'Cumulative sum with custom window bounds
I am trying to calculate a trailing sum over varying date ranges.
I would like to sum up a data column ("data") based on the days given in another column ("t"), which counts the days between two start and end dates. In the actual data, time windows are approximately one month (last Friday of each month to the next). This is used to calculate stock market index parameters. Next and last are dates for the monthly rebalancing. I use a datetime index.
Please see an example below. The NaN are specific to this extract. I hope this helps.
import pandas as pd
df = pd.DataFrame({'data': [5, 10, 20, 25, 20, 24, 16, 12],
'next': ['2021-02-26', '2021-02-26', '2021-02-26', '2021-03-26', '2021-03-26', '2021-03-26', '2021-03-26', '2021-03-26'],
'last': ['2020-01-29', '2020-01-29', '2020-01-29', '2021-02-26', '2021-02-26', '2021-02-26', '2021-02-26', '2021-02-26'],
't': [26, 27, 28, 1, 2, 3, 4, 5],
'data_expected_sum': ["NaN", "NaN", "NaN", 25, 45, 69, 85, 97]},
index = ['2021-02-24', '2021-02-25', '2021-02-26', '2021-02-27', '2021-02-28', '2021-03-01', '2021-03-02', '2021-03-03'])
So far, I have been unsuccessfully trying to somehow use df.rolling(). I was hoping this would work with custom windows rolling and passing my next and last columns as starting and ending indices but I could not get it to work. I am working in jupyter notebook.
I was thinking something like the below:
from pandas.api.indexers import BaseIndexer
class CustomIndexer(BaseIndexer):
def get_window_bounds(self, num_values, min_periods, center, closed):
start = start_dates
end = end_dates
return start, end
indexer = CustomIndexer()
df['data'] = df['data'].rolling(indexer).sum()
The actual dataset is large and I would need to perform this calculation for multiple data columns but using the same timeframes.

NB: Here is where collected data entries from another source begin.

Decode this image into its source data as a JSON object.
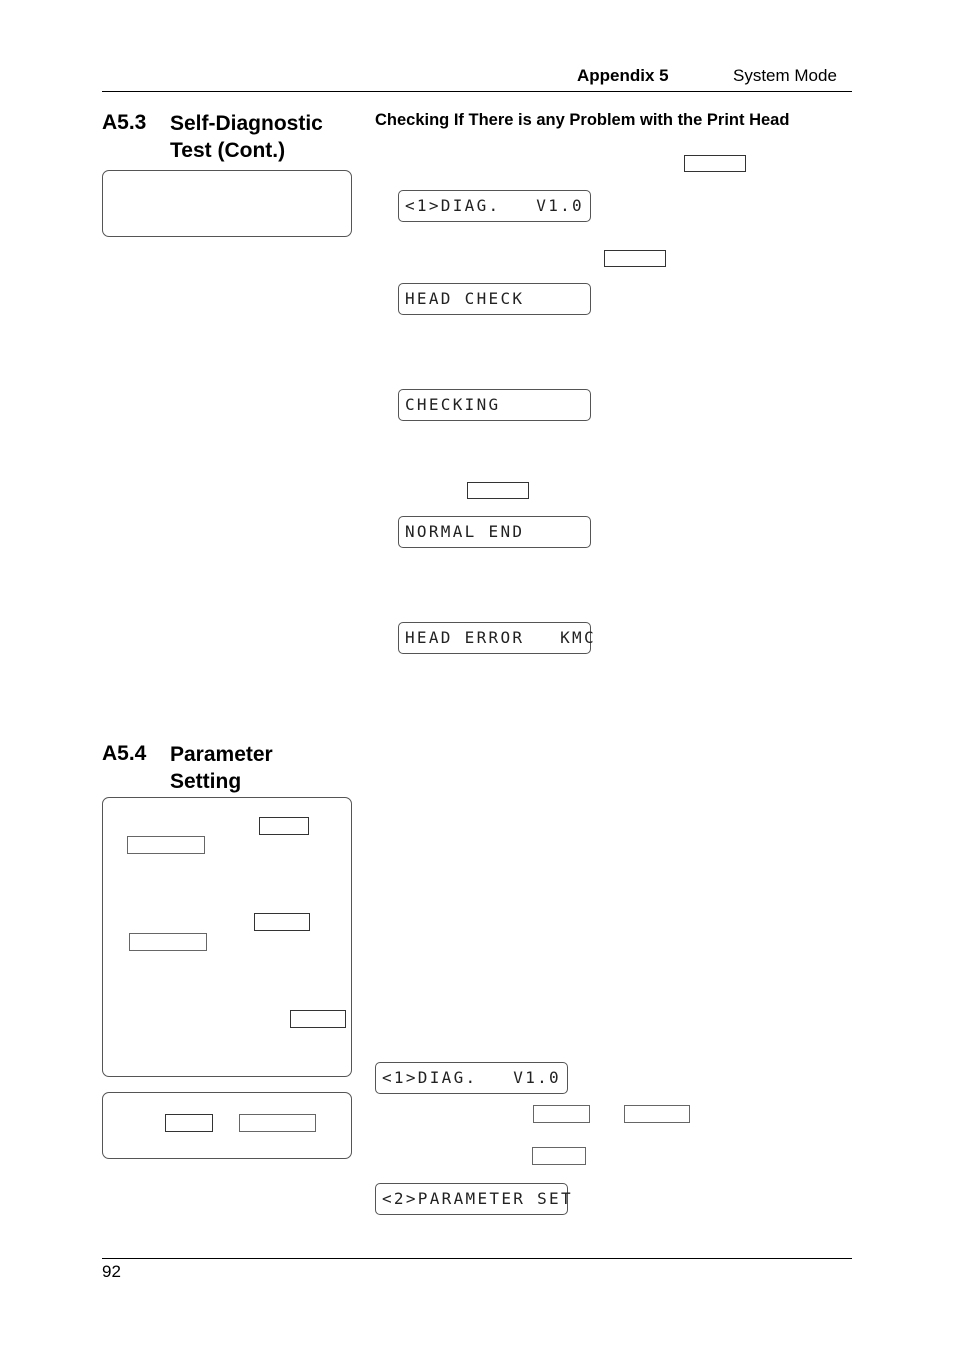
{
  "header": {
    "appendix": "Appendix 5",
    "title": "System Mode"
  },
  "sections": [
    {
      "number": "A5.3",
      "title_line1": "Self-Diagnostic",
      "title_line2": "Test (Cont.)",
      "subheading": "Checking If There is any Problem with the Print Head",
      "displays": [
        "<1>DIAG.   V1.0",
        "HEAD CHECK",
        "CHECKING",
        "NORMAL END",
        "HEAD ERROR   KMC"
      ]
    },
    {
      "number": "A5.4",
      "title_line1": "Parameter",
      "title_line2": "Setting",
      "displays": [
        "<1>DIAG.   V1.0",
        "<2>PARAMETER SET"
      ]
    }
  ],
  "footer": {
    "page_number": "92"
  }
}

How could I implement this? I am open to any solution.
Edit: I found a solution that works for my case, summing up the values between two dates based on my date index. This is not a rolling sum but suffices for my case, as I only need the sum at these cut-off dates for my following calculations. Yet, if you have a more elegant solution, happy to hear.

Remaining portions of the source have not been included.